Montado en el potro del alcohol, el gobernador le ordenó a la procuradora —en una larga mesa en la que se hallaba el gabinete en pleno— que me metiera a la cárcel.
Textualmente le dijo: “¡Mi procuradora de hierro! ¡Quiero a Mario Alberto Mejía en San Miguel, chingá!”.
—¡Sí, señor gobernador! ¡Estamos metidos en eso, señor gobernador!
(San Miguel no es un templo, es un Cereso. Es decir: una prisión).
Esa noche no dormí.
Varias noches me asaltó el insomnio.
Días después, Javier López Zavala, poderoso secretario de Gobernación, me ofreció una tregua pactada entre él y Moreno Valle.
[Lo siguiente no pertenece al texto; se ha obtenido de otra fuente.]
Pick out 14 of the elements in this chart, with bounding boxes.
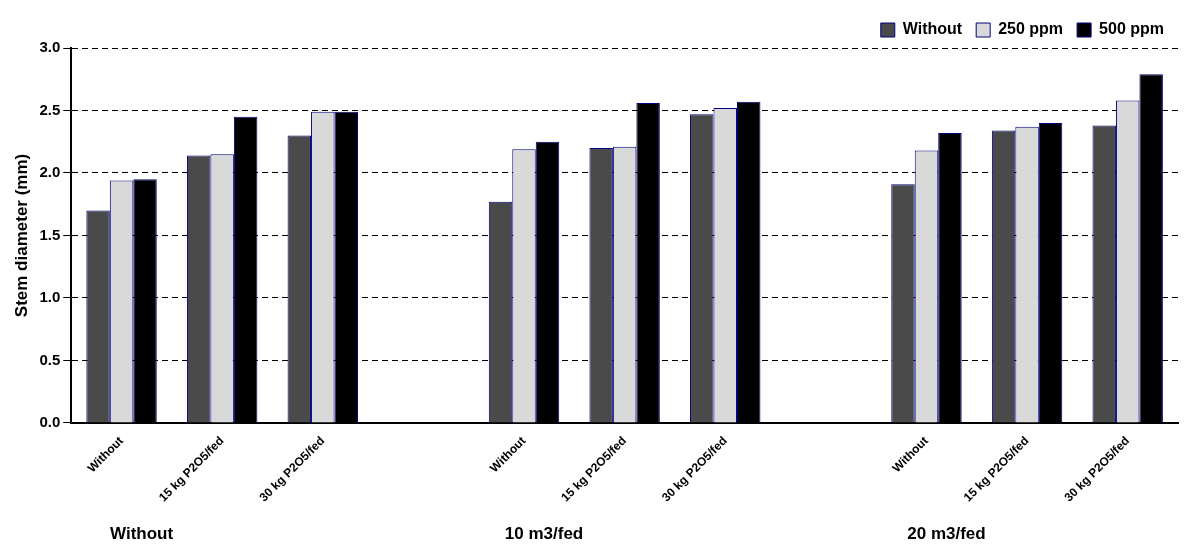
y-tick-label: 2.0: [39, 163, 61, 181]
text: 20 m3/fed: [907, 523, 986, 543]
legend-label: Without: [902, 20, 963, 38]
y-tick-label: 2.5: [39, 100, 61, 118]
y-tick-label: 1.0: [39, 288, 61, 306]
y-axis-title: Stem diameter (mm): [11, 153, 31, 318]
y-tick-label: 0.5: [39, 350, 61, 368]
text: Without: [110, 523, 174, 543]
y-tick-label: 0.0: [39, 413, 61, 431]
y-tick-label: 1.5: [39, 225, 61, 243]
text: 10 m3/fed: [504, 523, 584, 543]
legend-label: 250 ppm: [998, 20, 1064, 38]
legend-label: 500 ppm: [1099, 20, 1165, 38]
y-tick-label: 3.0: [39, 38, 61, 56]
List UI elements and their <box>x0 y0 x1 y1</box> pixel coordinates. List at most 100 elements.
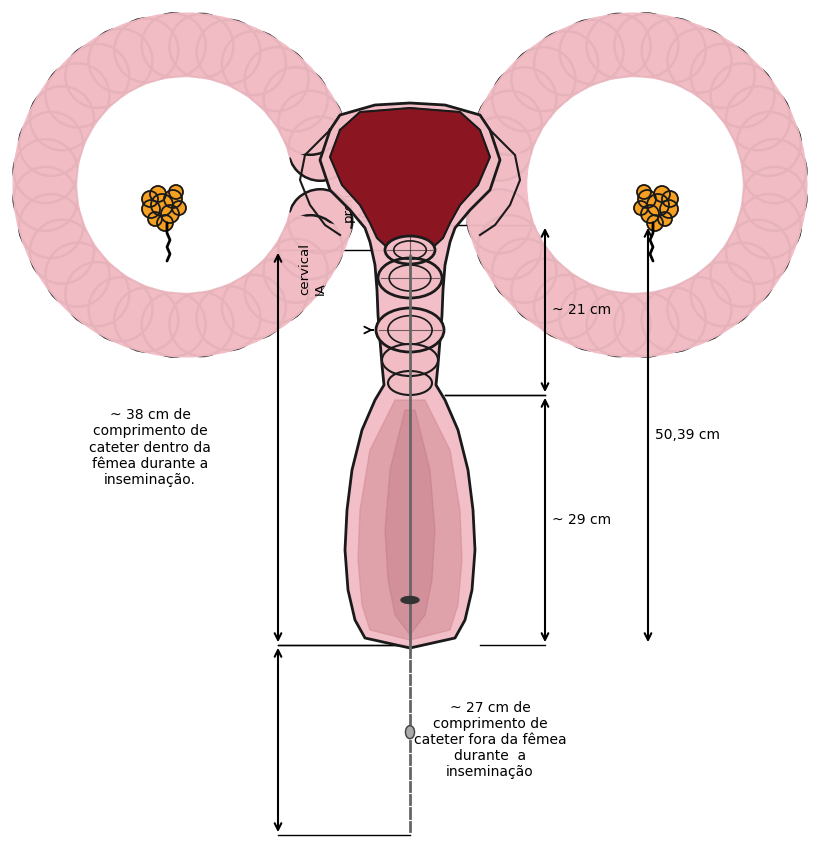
Circle shape <box>222 275 286 339</box>
Ellipse shape <box>405 726 414 739</box>
Text: ~ 21 cm: ~ 21 cm <box>551 303 610 317</box>
Circle shape <box>147 212 162 226</box>
Circle shape <box>690 44 753 108</box>
Circle shape <box>142 14 206 77</box>
Circle shape <box>491 239 555 303</box>
Ellipse shape <box>400 597 419 603</box>
Circle shape <box>467 190 532 253</box>
Circle shape <box>690 262 753 326</box>
Text: cervical: cervical <box>298 243 311 295</box>
Circle shape <box>533 31 597 95</box>
Circle shape <box>533 275 597 339</box>
Circle shape <box>646 215 663 231</box>
Circle shape <box>613 14 677 77</box>
Circle shape <box>114 287 178 352</box>
Circle shape <box>45 242 110 307</box>
Circle shape <box>264 67 328 131</box>
Circle shape <box>29 87 94 150</box>
Circle shape <box>197 20 260 84</box>
Circle shape <box>142 191 158 207</box>
Circle shape <box>709 64 774 128</box>
Circle shape <box>586 292 649 356</box>
Circle shape <box>659 200 677 218</box>
Circle shape <box>741 167 805 231</box>
Circle shape <box>527 78 741 292</box>
Text: profunda: profunda <box>341 162 354 222</box>
Ellipse shape <box>376 308 443 352</box>
Circle shape <box>661 191 677 207</box>
Circle shape <box>559 20 622 84</box>
Circle shape <box>709 242 774 307</box>
Circle shape <box>641 287 705 352</box>
Polygon shape <box>329 108 490 262</box>
Circle shape <box>586 14 649 78</box>
Polygon shape <box>385 410 434 635</box>
Circle shape <box>467 116 532 181</box>
Circle shape <box>19 194 83 258</box>
Circle shape <box>164 190 182 208</box>
Ellipse shape <box>385 236 434 264</box>
Ellipse shape <box>382 344 437 376</box>
Circle shape <box>287 190 352 253</box>
Text: ~ 38 cm de
comprimento de
cateter dentro da
fêmea durante a
inseminação.: ~ 38 cm de comprimento de cateter dentro… <box>89 408 210 487</box>
Circle shape <box>170 14 233 78</box>
Circle shape <box>29 219 94 284</box>
Circle shape <box>741 139 805 203</box>
Circle shape <box>640 205 658 223</box>
Polygon shape <box>319 103 500 648</box>
Ellipse shape <box>378 258 441 298</box>
Circle shape <box>14 139 78 203</box>
Circle shape <box>559 286 622 350</box>
Circle shape <box>172 201 186 215</box>
Circle shape <box>66 44 129 108</box>
Circle shape <box>613 292 677 356</box>
Circle shape <box>725 219 790 284</box>
Text: 50,39 cm: 50,39 cm <box>654 428 719 442</box>
Circle shape <box>646 194 668 216</box>
Circle shape <box>66 262 129 326</box>
Circle shape <box>278 215 342 279</box>
Circle shape <box>264 239 328 303</box>
Circle shape <box>491 67 555 131</box>
Circle shape <box>736 112 800 176</box>
Circle shape <box>511 47 575 111</box>
Circle shape <box>150 186 165 202</box>
Text: IA cervical: IA cervical <box>358 153 371 222</box>
Circle shape <box>19 112 83 176</box>
Circle shape <box>88 277 152 342</box>
Text: IA: IA <box>313 282 326 295</box>
Circle shape <box>151 194 173 216</box>
Circle shape <box>287 116 352 181</box>
Circle shape <box>477 91 541 155</box>
Circle shape <box>169 185 183 199</box>
Circle shape <box>244 47 308 111</box>
Circle shape <box>657 212 672 226</box>
Circle shape <box>636 185 650 199</box>
Polygon shape <box>358 400 461 640</box>
Circle shape <box>725 87 790 150</box>
Circle shape <box>222 31 286 95</box>
Circle shape <box>244 259 308 323</box>
Circle shape <box>641 19 705 82</box>
Circle shape <box>637 190 655 208</box>
Ellipse shape <box>387 371 432 395</box>
Circle shape <box>161 205 179 223</box>
Circle shape <box>477 215 541 279</box>
Polygon shape <box>463 13 806 357</box>
Circle shape <box>14 167 78 231</box>
Polygon shape <box>13 13 351 357</box>
Circle shape <box>78 78 292 292</box>
Circle shape <box>633 201 647 215</box>
Circle shape <box>736 194 800 258</box>
Circle shape <box>667 29 731 93</box>
Circle shape <box>197 286 260 350</box>
Circle shape <box>142 200 160 218</box>
Circle shape <box>45 64 110 128</box>
Circle shape <box>156 215 173 231</box>
Circle shape <box>278 91 342 155</box>
Circle shape <box>114 19 178 82</box>
Circle shape <box>511 259 575 323</box>
Circle shape <box>170 292 233 356</box>
Circle shape <box>142 292 206 356</box>
Circle shape <box>88 29 152 93</box>
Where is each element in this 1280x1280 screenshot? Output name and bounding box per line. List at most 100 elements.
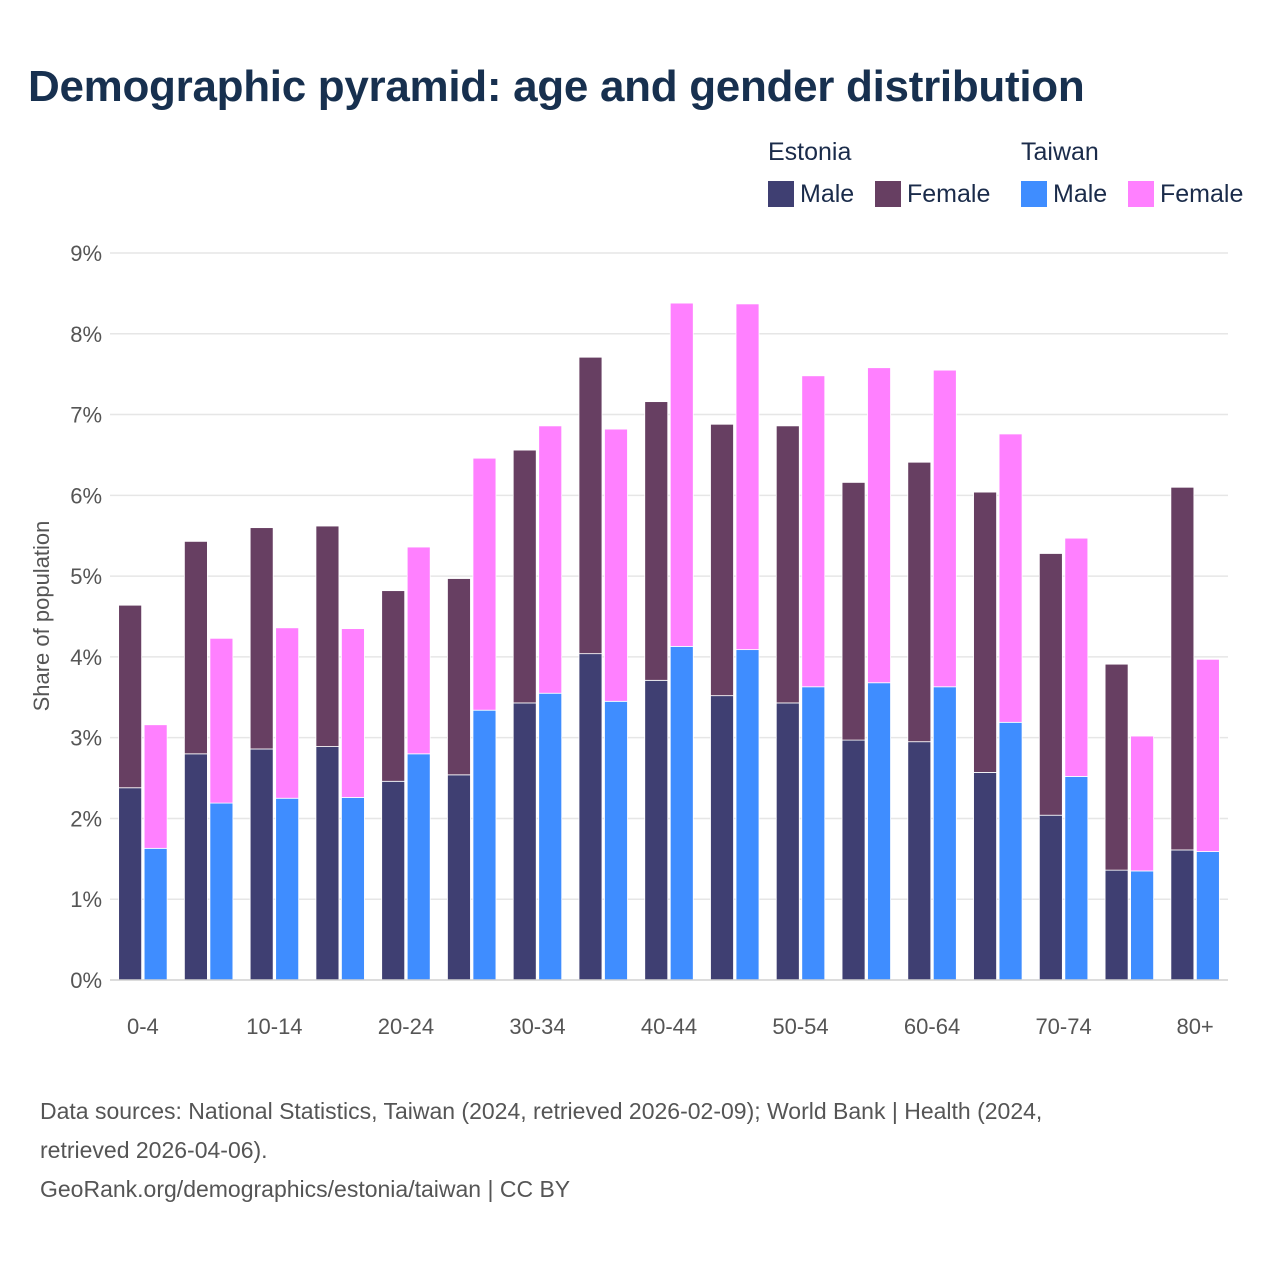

¿Cómo convencieron al gobernador?
Nunca lo supe.
Lo cierto es que no habrá quedado muy contento pues al poco tiempo un “empresario” me denunció de nuevo.
Pero ésa es otra historia.
Ahora que leo la columna de Denise Dresser veo que el mundo no se ha movido de lugar.
Y es que sigue siendo exactamente igual al mundo que perdí.
Bruto es aquél que piensa que el poder es bruto, me digo al momento de leer la columna de Denise Dresser.